My frustration needed an outlet, and today, John Madigan was the lucky target. I couldn’t think of anyone more deserving.
I pulled up a list of his devices. Phones, computers, even his smart fridge and Bluetooth-enabled alarm clock, plus all their associated accounts.
It took me less than five minutes to find what I was looking for—a video he’d stupidly taken of himself forcing a b*****b on his assistant, and a series of disgusting messages he sent one of his golf buddies after the fact.
I forwarded those to the prosecution using the golf buddy’s email. If they were halfway decent at their job, they could convince the judge it was admissible evidence.
The messages also went to key media outlets, because why not?
Then, just because Madigan’s face annoyed me, I swapped his most valuable stocks for junk ones and donated a significant chunk of his cash to anti-s****l violence organizations.

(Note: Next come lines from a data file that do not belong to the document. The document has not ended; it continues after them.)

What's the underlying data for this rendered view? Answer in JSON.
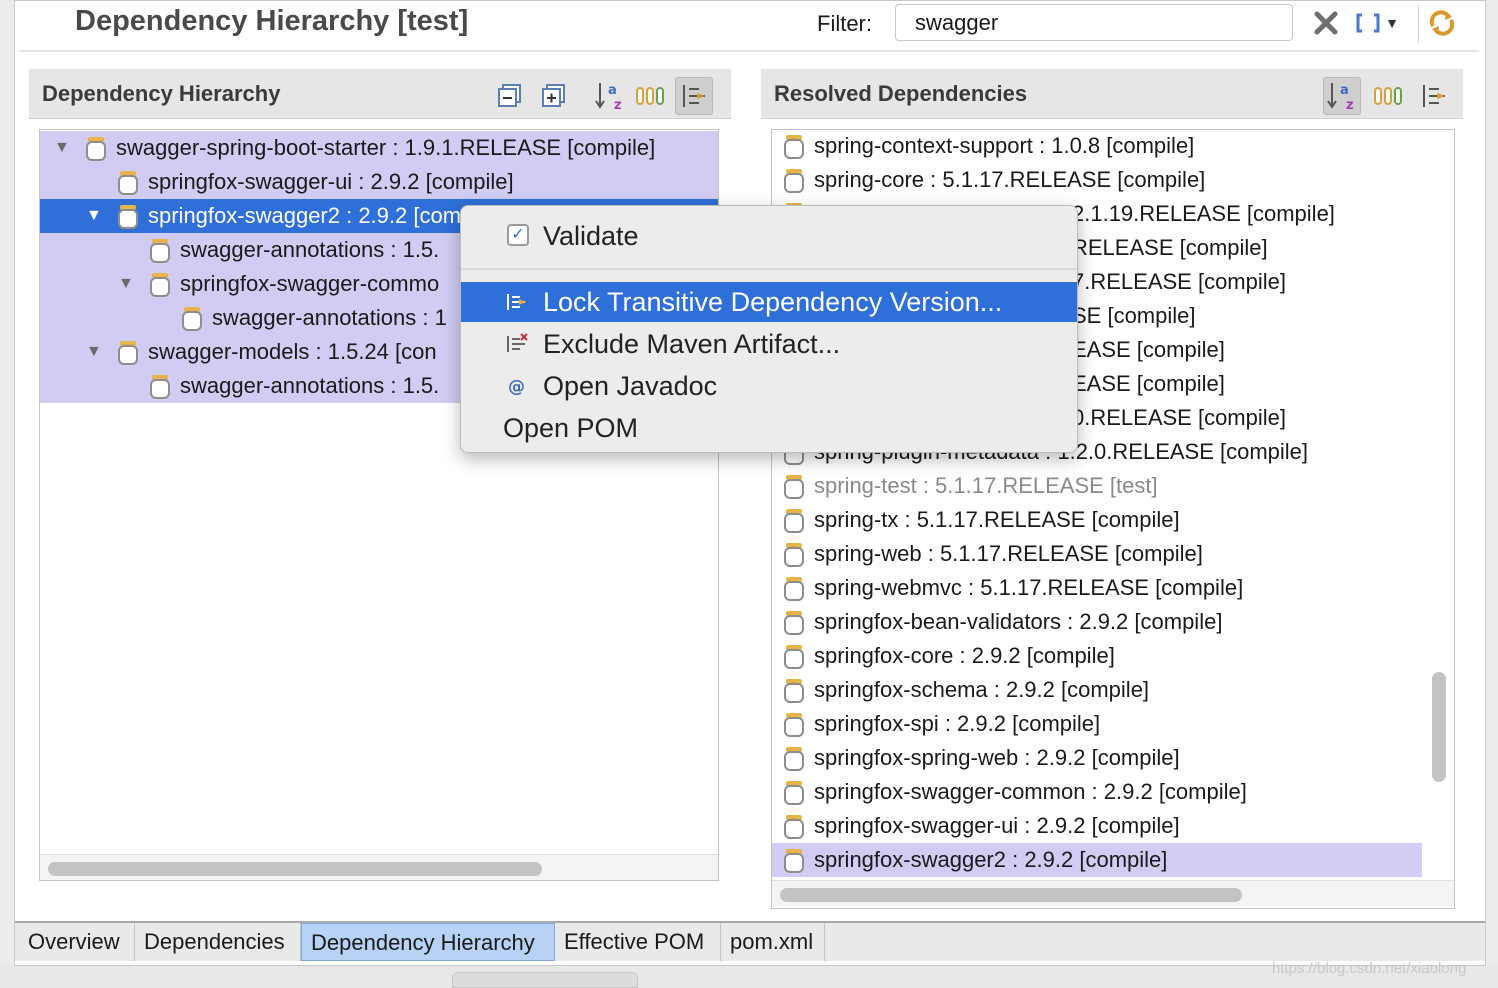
{
  "editor": {
    "title": "Dependency Hierarchy [test]",
    "filter_label": "Filter:",
    "filter_value": "swagger",
    "toolbar_icons": [
      "clear-filter-icon",
      "select-scope-icon",
      "dropdown-arrow-icon",
      "refresh-icon"
    ]
  },
  "left_panel": {
    "title": "Dependency Hierarchy",
    "toolbar_icons": [
      "collapse-all-icon",
      "expand-all-icon",
      "sort-az-icon",
      "show-group-id-icon",
      "filter-matching-icon"
    ],
    "rows": [
      {
        "label": "swagger-spring-boot-starter : 1.9.1.RELEASE [compile]",
        "depth": 0,
        "expanded": true,
        "state": "match"
      },
      {
        "label": "springfox-swagger-ui : 2.9.2 [compile]",
        "depth": 1,
        "expanded": null,
        "state": "match"
      },
      {
        "label": "springfox-swagger2 : 2.9.2 [compile]",
        "depth": 1,
        "expanded": true,
        "state": "selected"
      },
      {
        "label": "swagger-annotations : 1.5.",
        "depth": 2,
        "expanded": null,
        "state": "match"
      },
      {
        "label": "springfox-swagger-commo",
        "depth": 2,
        "expanded": true,
        "state": "match"
      },
      {
        "label": "swagger-annotations : 1",
        "depth": 3,
        "expanded": null,
        "state": "match"
      },
      {
        "label": "swagger-models : 1.5.24 [con",
        "depth": 1,
        "expanded": true,
        "state": "match"
      },
      {
        "label": "swagger-annotations : 1.5.",
        "depth": 2,
        "expanded": null,
        "state": "match"
      }
    ]
  },
  "right_panel": {
    "title": "Resolved Dependencies",
    "toolbar_icons": [
      "sort-az-icon",
      "show-group-id-icon",
      "filter-matching-icon"
    ],
    "rows": [
      {
        "label": "spring-context-support : 1.0.8 [compile]",
        "state": ""
      },
      {
        "label": "spring-core : 5.1.17.RELEASE [compile]",
        "state": ""
      },
      {
        "label": "2.1.19.RELEASE [compile]",
        "state": "hidden"
      },
      {
        "label": "RELEASE [compile]",
        "state": "hidden"
      },
      {
        "label": "7.RELEASE [compile]",
        "state": "hidden"
      },
      {
        "label": "SE [compile]",
        "state": "hidden"
      },
      {
        "label": "EASE [compile]",
        "state": "hidden"
      },
      {
        "label": "EASE [compile]",
        "state": "hidden"
      },
      {
        "label": "0.RELEASE [compile]",
        "state": "hidden"
      },
      {
        "label": "spring-plugin-metadata : 1.2.0.RELEASE [compile]",
        "state": ""
      },
      {
        "label": "spring-test : 5.1.17.RELEASE [test]",
        "state": "test"
      },
      {
        "label": "spring-tx : 5.1.17.RELEASE [compile]",
        "state": ""
      },
      {
        "label": "spring-web : 5.1.17.RELEASE [compile]",
        "state": ""
      },
      {
        "label": "spring-webmvc : 5.1.17.RELEASE [compile]",
        "state": ""
      },
      {
        "label": "springfox-bean-validators : 2.9.2 [compile]",
        "state": ""
      },
      {
        "label": "springfox-core : 2.9.2 [compile]",
        "state": ""
      },
      {
        "label": "springfox-schema : 2.9.2 [compile]",
        "state": ""
      },
      {
        "label": "springfox-spi : 2.9.2 [compile]",
        "state": ""
      },
      {
        "label": "springfox-spring-web : 2.9.2 [compile]",
        "state": ""
      },
      {
        "label": "springfox-swagger-common : 2.9.2 [compile]",
        "state": ""
      },
      {
        "label": "springfox-swagger-ui : 2.9.2 [compile]",
        "state": ""
      },
      {
        "label": "springfox-swagger2 : 2.9.2 [compile]",
        "state": "match"
      }
    ]
  },
  "context_menu": {
    "validate_label": "Validate",
    "validate_checked": true,
    "items": [
      {
        "label": "Lock Transitive Dependency Version...",
        "icon": "lock-version-icon",
        "highlighted": true
      },
      {
        "label": "Exclude Maven Artifact...",
        "icon": "exclude-artifact-icon",
        "highlighted": false
      },
      {
        "label": "Open Javadoc",
        "icon": "javadoc-icon",
        "highlighted": false
      },
      {
        "label": "Open POM",
        "icon": "",
        "highlighted": false
      }
    ]
  },
  "tabs": [
    {
      "label": "Overview",
      "active": false
    },
    {
      "label": "Dependencies",
      "active": false
    },
    {
      "label": "Dependency Hierarchy",
      "active": true
    },
    {
      "label": "Effective POM",
      "active": false
    },
    {
      "label": "pom.xml",
      "active": false
    }
  ],
  "watermark": "https://blog.csdn.net/xiaolong",
  "colors": {
    "selection": "#2f6fd9",
    "match_highlight": "#d0ccf3",
    "jar_lid": "#e6b447"
  }
}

Tension released from my muscles with each tap of a button.
Cyber sabotage was better than a deep tissue massage.
I pocketed my phone right as Dante reentered the library.
“I have to go back to New York.” He grabbed his jacket from the back of the couch, his face stamped with irritation. “There’s a…personal matter I need to deal with.”
“Sorry to hear that,” I said mildly. “I’ll walk you out.”
I waited until he was halfway out the door before I added, “The personal matter wouldn’t happen to be Vivian’s ex-boyfriend showing up at your house, would it?”
Surprise coasted through his eyes, followed by fury. “What the f**k did you do, Harper?”
“I merely facilitated a reunion between your fiancée and an old friend.” One little text from “Vivian,” and the ex came running. Pathetic, yet useful. “Since you enjoyed f*****g with me so much, I figured I’d return the favor. Oh, and Dante?” I paused with my hand on the knob. Dante’s anger was a pulsing force in the hall, but he’d get over it. He should’ve known better than to put on that little show in the lobby. “Touch Stella again, and you’ll no longer have a fiancée.”
I slammed the door in his face.
Dante was my first client and an old friend. I didn’t provoke him often.
But like I said, I didn’t like people touching what was mine.
I straightened my shirtsleeves and returned to the library, where my gaze traveled the length of the room until it rested on the giant framed puzzle hanging over the fireplace mantel.
Ten thousand tiny pieces formed a breathtaking rainbow gradient whose lines created a three-dimensional spherical effect.
It had taken me four months to complete it, but it’d been worth it.
Crosswords, jigsaws, ciphers, they all fed my insatiable need for a challenge. Stimulation. Something to brighten up the ennui of a world that was always five steps behind.
The harder the puzzle, the more I craved and dreaded its solution.
There was only one puzzle I hadn’t solved. Yet.
I ran my thumb over the small turquoise ring nestled in my pocket.
Once I did, I could put my disturbing obsession with Stella Alonso behind me once and for all.